- Born: March 4, 1937 Brooklyn
- Died: May 31, 2006 (aged 69) Duke University Medical Center, Durham, North Carolina
- Education: Springfield College (Massachusetts); Woman's Medical College of the Medical College of Pennsylvania (now Drexel University College of Medicine);
- Known for: Medical school dean, government policy adviser
- Scientific career
- Fields: Medicine
- Workplaces: Meadowbrook Hospital; Georgetown University; Albany Medical College; Uniformed Services University of the Health Sciences; Educational Commission for Foreign Medical Graduates;

= Nancy E. Gary =

American academic administrator

Nancy E. Gary (March 4, 1937 - May 31, 2006) was president and chief executive officer of the Educational Commission for Foreign Medical Graduates, executive vice president of the Uniformed Services University of the Health Sciences and dean of its F. Edward Hébert School of Medicine. She was also clinical professor of medicine at George Washington University School of Medicine & Health Sciences. She was considered a change agent in medical education and "a 'powerhouse' in academic medicine."

== Early life and education ==

Gary grew up on Long Island in New York, where she graduated from Manhasset High School. She was fond of telling friends that she barely made it out of high school. She worked summers teaching archery at Rolling Hills, a nearby day camp. Her early interest in sports drew her to Springfield College in Springfield, MA, since she planned to be a gym teacher. With the first required biology course, she found her calling and switched to pre-med. She graduated cum laude with a Bachelor of Science degree in 1958 and, 35 years later, received her Distinguished Alumna Award. She received her medical degree from Woman's Medical College of Pennsylvania (now Drexel University College of Medicine), Philadelphia, Pennsylvania, in 1962, from which she received their Alumnae Achievement Award in 1990.

== Career ==

Gary began her medical career as an assistant medical resident, Meadowbrook Hospital (Nassau County Medical Center) East Meadow, Long Island, New York. She was resident physician at Saint Vincent's Catholic Medical Center in New York City.
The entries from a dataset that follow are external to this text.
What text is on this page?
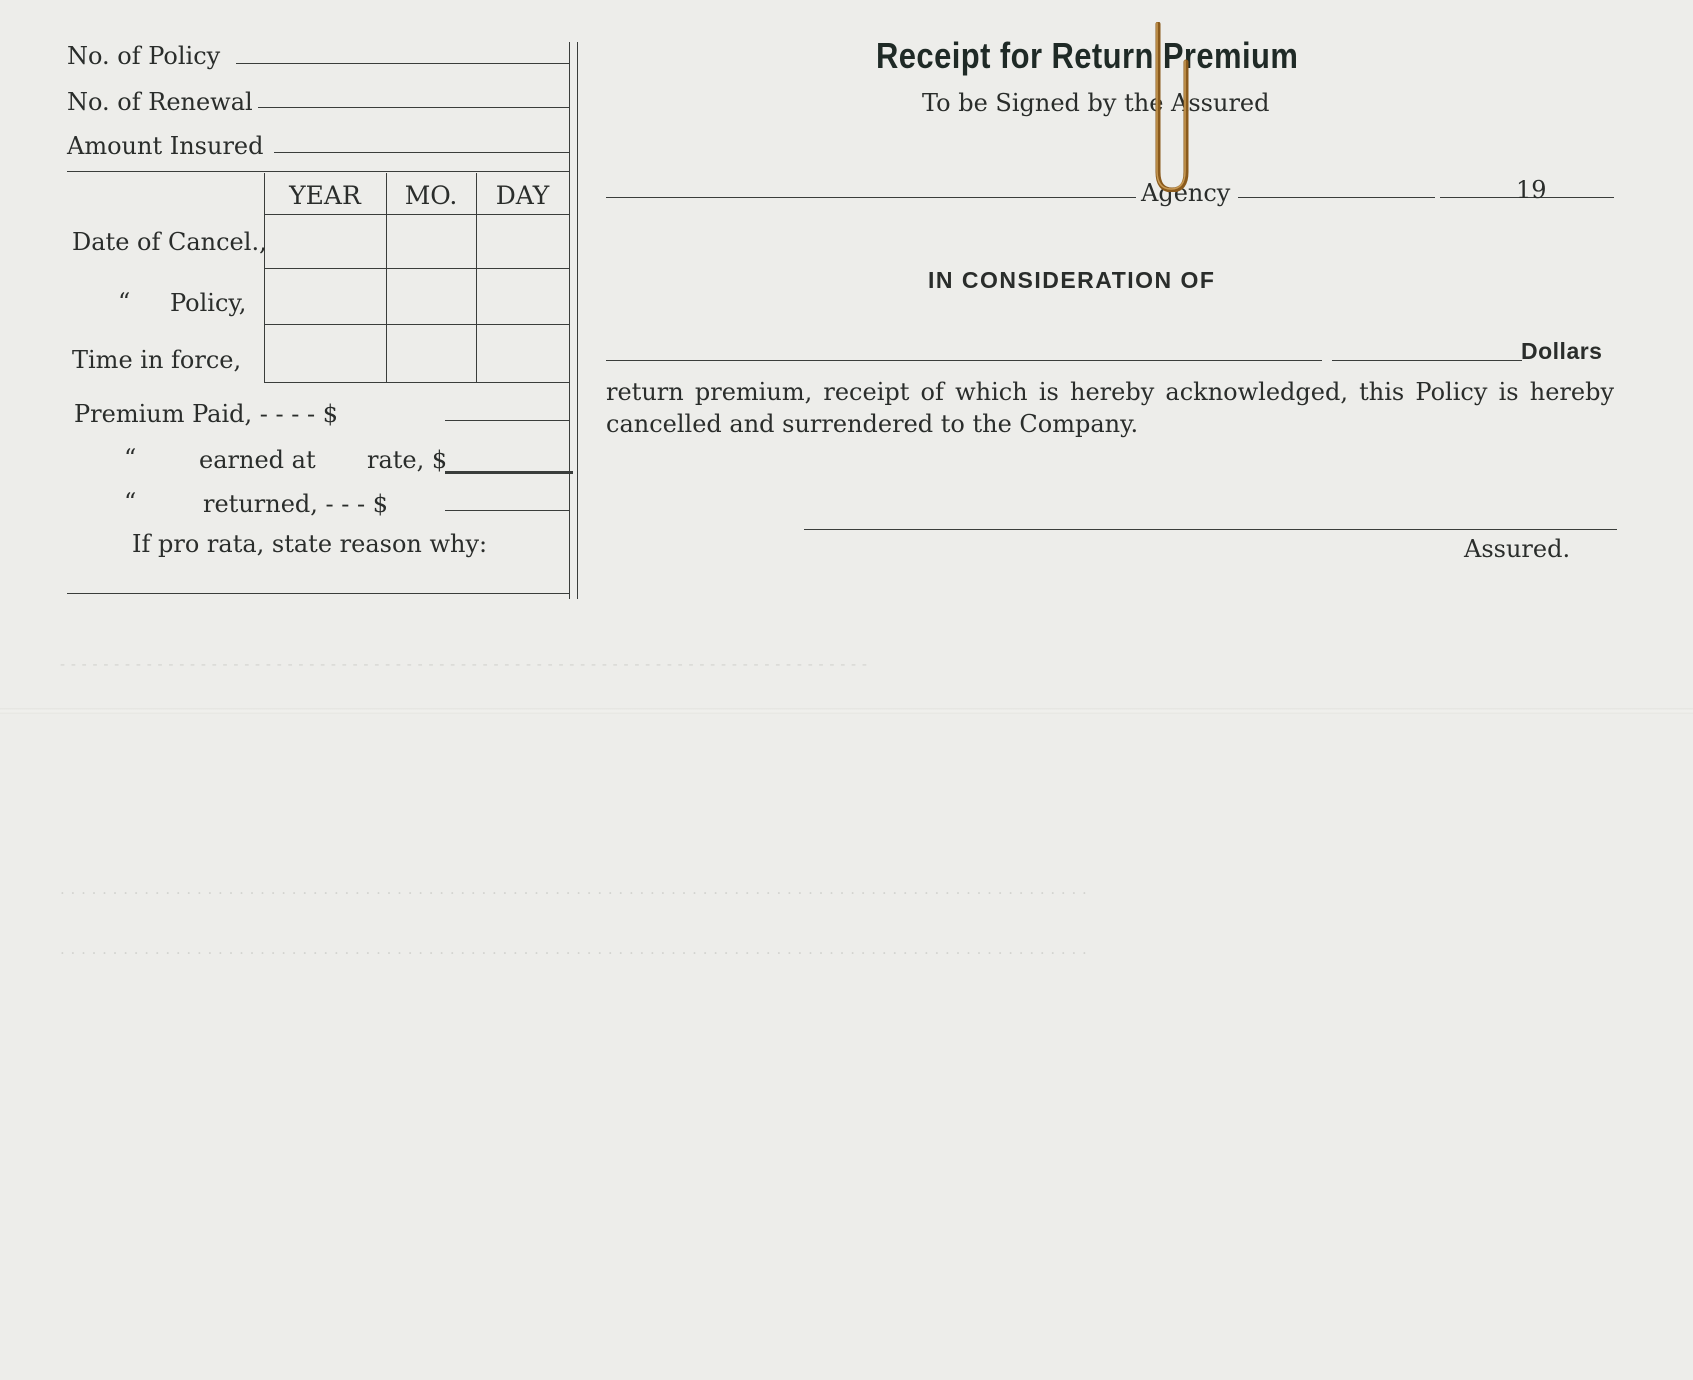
- - - - - - - - - - - - - - - - - - - - - - - - - - - - - - - - - - - - - - - - - - - - - - - - - - - - - - - - - - - - - - - - - - - - - - - - - - -
. . . . . . . . . . . . . . . . . . . . . . . . . . . . . . . . . . . . . . . . . . . . . . . . . . . . . . . . . . . . . . . . . . . . . . . . . . . . . . . . . . . . . . . . . . . . . . . . . .
. . . . . . . . . . . . . . . . . . . . . . . . . . . . . . . . . . . . . . . . . . . . . . . . . . . . . . . . . . . . . . . . . . . . . . . . . . . . . . . . . . . . . . . . . . . . . . . . . .
No. of Policy
No. of Renewal
Amount Insured
YEAR	MO.	DAY
Date of Cancel.,
“ Policy,
Time in force,
Premium Paid, - - - - $
“	earned at rate, $
“	returned, - - - $
If pro rata, state reason why:
Receipt for Return Premium
To be Signed by the Assured
Agency	19
IN CONSIDERATION OF
Dollars
return premium, receipt of which is hereby acknowledged, this Policy is hereby cancelled and surrendered to the Company.
Assured.
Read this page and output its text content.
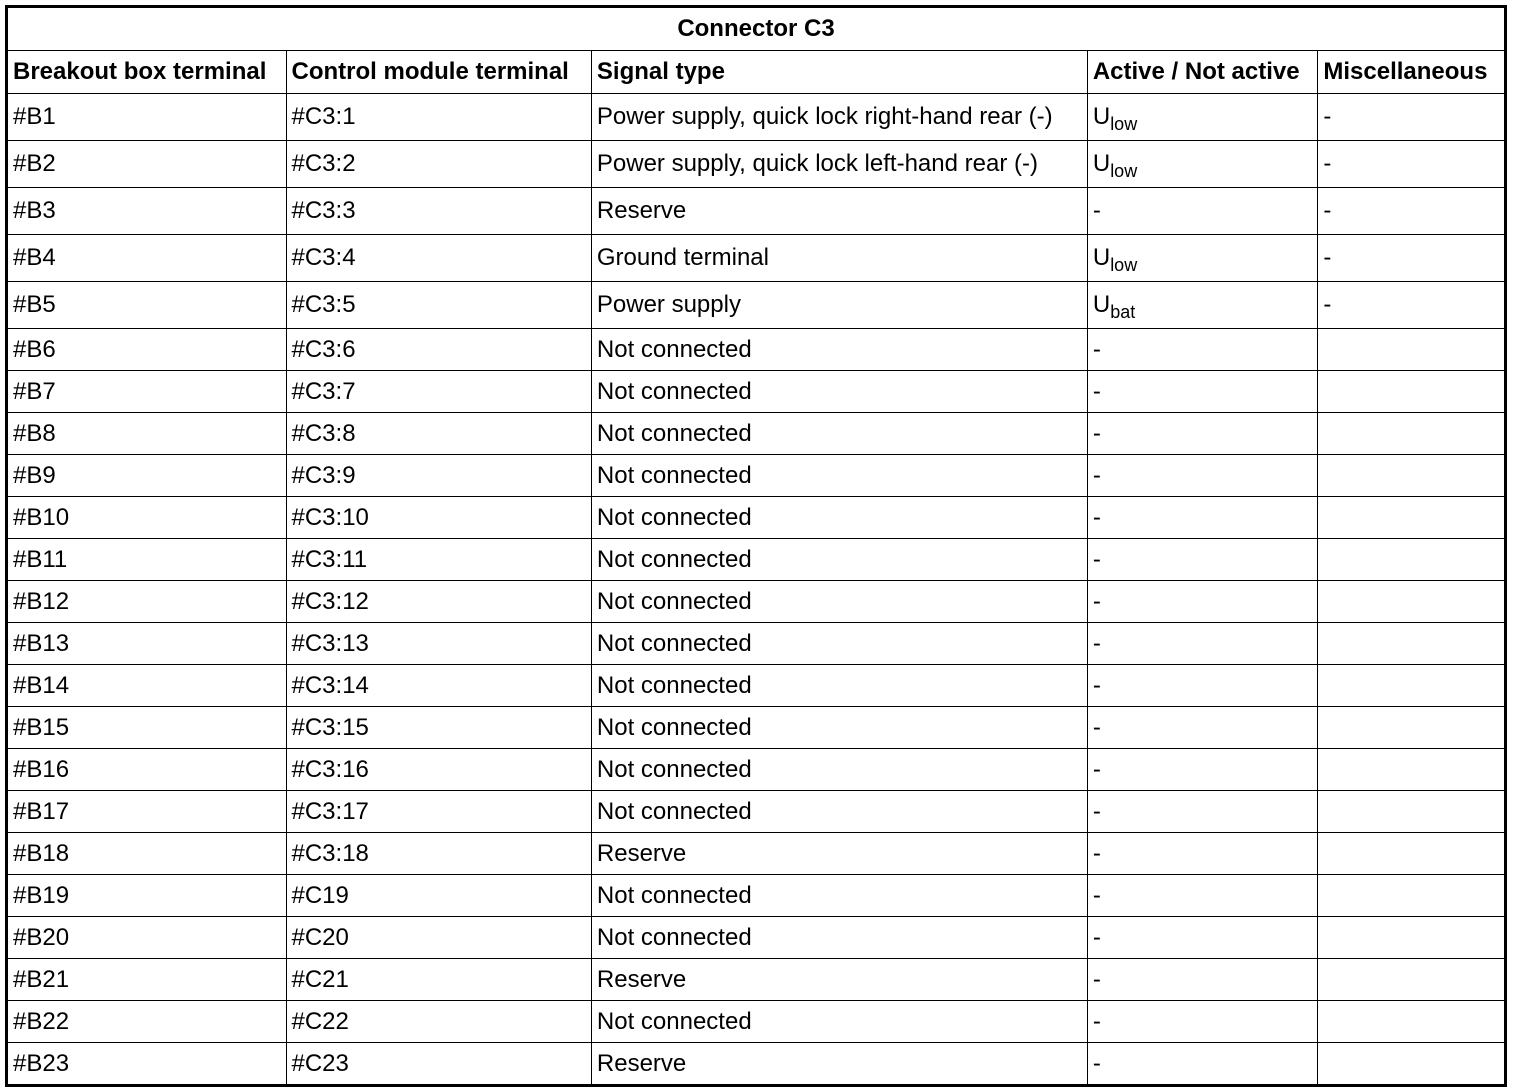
Connector C3				
Breakout box terminal	Control module terminal	Signal type	Active / Not active	Miscellaneous
#B1	#C3:1	Power supply, quick lock right-hand rear (-)	$U_{low}$	-
#B2	#C3:2	Power supply, quick lock left-hand rear (-)	$U_{low}$	-
#B3	#C3:3	Reserve	-	-
#B4	#C3:4	Ground terminal	$U_{low}$	-
#B5	#C3:5	Power supply	$U_{bat}$	-
#B6	#C3:6	Not connected	-	
#B7	#C3:7	Not connected	-	
#B8	#C3:8	Not connected	-	
#B9	#C3:9	Not connected	-	
#B10	#C3:10	Not connected	-	
#B11	#C3:11	Not connected	-	
#B12	#C3:12	Not connected	-	
#B13	#C3:13	Not connected	-	
#B14	#C3:14	Not connected	-	
#B15	#C3:15	Not connected	-	
#B16	#C3:16	Not connected	-	
#B17	#C3:17	Not connected	-	
#B18	#C3:18	Reserve	-	
#B19	#C19	Not connected	-	
#B20	#C20	Not connected	-	
#B21	#C21	Reserve	-	
#B22	#C22	Not connected	-	
#B23	#C23	Reserve	-	
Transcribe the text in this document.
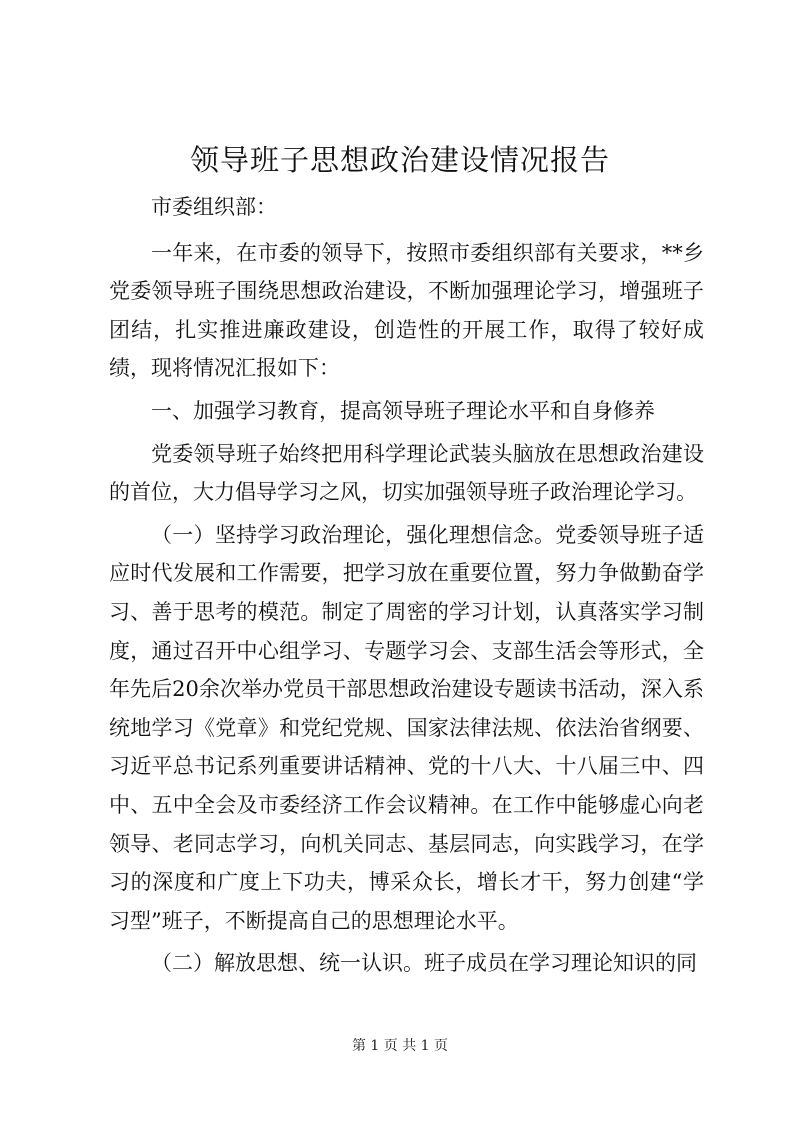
领导班子思想政治建设情况报告

市委组织部：

一年来，在市委的领导下，按照市委组织部有关要求，**乡党委领导班子围绕思想政治建设，不断加强理论学习，增强班子团结，扎实推进廉政建设，创造性的开展工作，取得了较好成绩，现将情况汇报如下：

一、加强学习教育，提高领导班子理论水平和自身修养

党委领导班子始终把用科学理论武装头脑放在思想政治建设的首位，大力倡导学习之风，切实加强领导班子政治理论学习。

（一）坚持学习政治理论，强化理想信念。党委领导班子适应时代发展和工作需要，把学习放在重要位置，努力争做勤奋学习、善于思考的模范。制定了周密的学习计划，认真落实学习制度，通过召开中心组学习、专题学习会、支部生活会等形式，全年先后20余次举办党员干部思想政治建设专题读书活动，深入系统地学习《党章》和党纪党规、国家法律法规、依法治省纲要、习近平总书记系列重要讲话精神、党的十八大、十八届三中、四中、五中全会及市委经济工作会议精神。在工作中能够虚心向老领导、老同志学习，向机关同志、基层同志，向实践学习，在学习的深度和广度上下功夫，博采众长，增长才干，努力创建“学习型”班子，不断提高自己的思想理论水平。

（二）解放思想、统一认识。班子成员在学习理论知识的同

第 1 页 共 1 页
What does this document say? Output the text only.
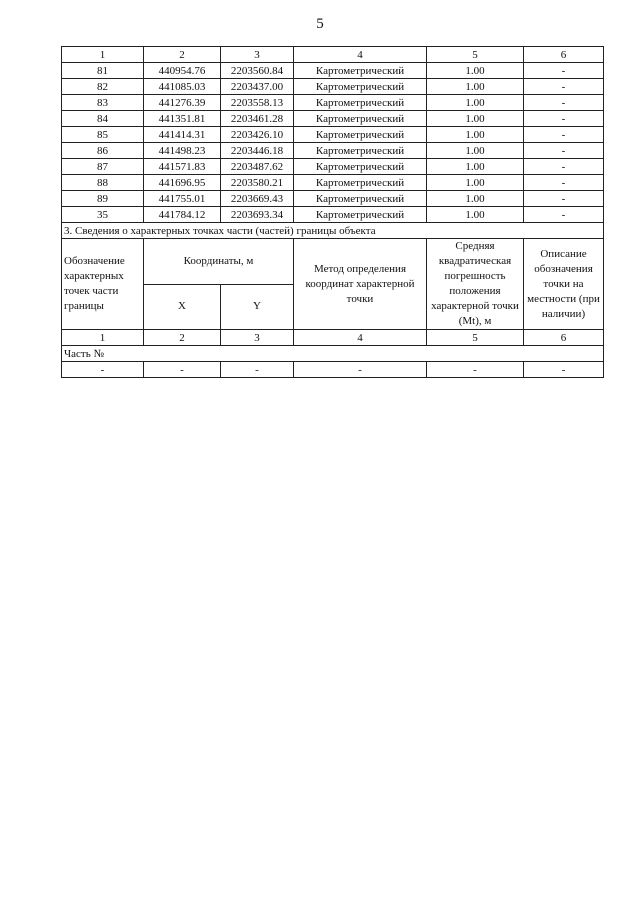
5
1	2	3	4	5	6
81	440954.76	2203560.84	Картометрический	1.00	-
82	441085.03	2203437.00	Картометрический	1.00	-
83	441276.39	2203558.13	Картометрический	1.00	-
84	441351.81	2203461.28	Картометрический	1.00	-
85	441414.31	2203426.10	Картометрический	1.00	-
86	441498.23	2203446.18	Картометрический	1.00	-
87	441571.83	2203487.62	Картометрический	1.00	-
88	441696.95	2203580.21	Картометрический	1.00	-
89	441755.01	2203669.43	Картометрический	1.00	-
35	441784.12	2203693.34	Картометрический	1.00	-
3. Сведения о характерных точках части (частей) границы объекта					
Обозначение характерных точек части границы	Координаты, м		Метод определения координат характерной точки	Средняя квадратическая погрешность положения характерной точки (Mt), м	Описание обозначения точки на местности (при наличии)
	X	Y			
1	2	3	4	5	6
Часть №					
-	-	-	-	-	-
She was chief of nephrology and professor of medicine at Rutgers Medical School (now Robert Wood Johnson Medical School) University of Medicine and Dentistry of New Jersey.

Gary was appointed the dean of Albany Medical College in New York in 1988.

Senior medical advisor to the administrator of the Health Care Financing Administration (Medicare), Department of Health and Human Services.

Robert Wood Johnson Health Policy Fellow of the US House of Representatives’ Subcommittee on Health and Environment.

=== Medical licensing ===

While at the Educational Commission for Foreign Medical Graduates from 1995 to 2001, Gary enhanced the licensing process by adding a fourth examination which requires students to interview mock patients. This exam proved so successful that it was later added to the licensing requirements for US medical graduates.

== Legacy ==

She was known for her expertise in medical education, research, and practice, and was considered a mentor and role model for many women. "Part of the remarkable legacy that Nancy left was founded by pioneering and gutsy women with vision."

==Awards and honors==

Certified by the American Board of Internal Medicine in medicine and nephrology, she was a Master in the American College of Physicians; a member of Alpha Omega Alpha; the National Board of Medicine Examiners; Editorial Board of Academic Medicine; the United States Medical Licensing Examination Composite Committee; "history maker" awardee from SELAM and the World Federation for Medical Education (WFME) Taskforce on Defining International Standards in Basic Medical Education. She received the Joseph F. Boyle, MD, Award for Distinguished Public Service in 1992. George Washington University School of Medicine and Health Sciences awarded her their Meritorious Service Award in 1995.

An avid Scrabble player, she was a member of Mensa International.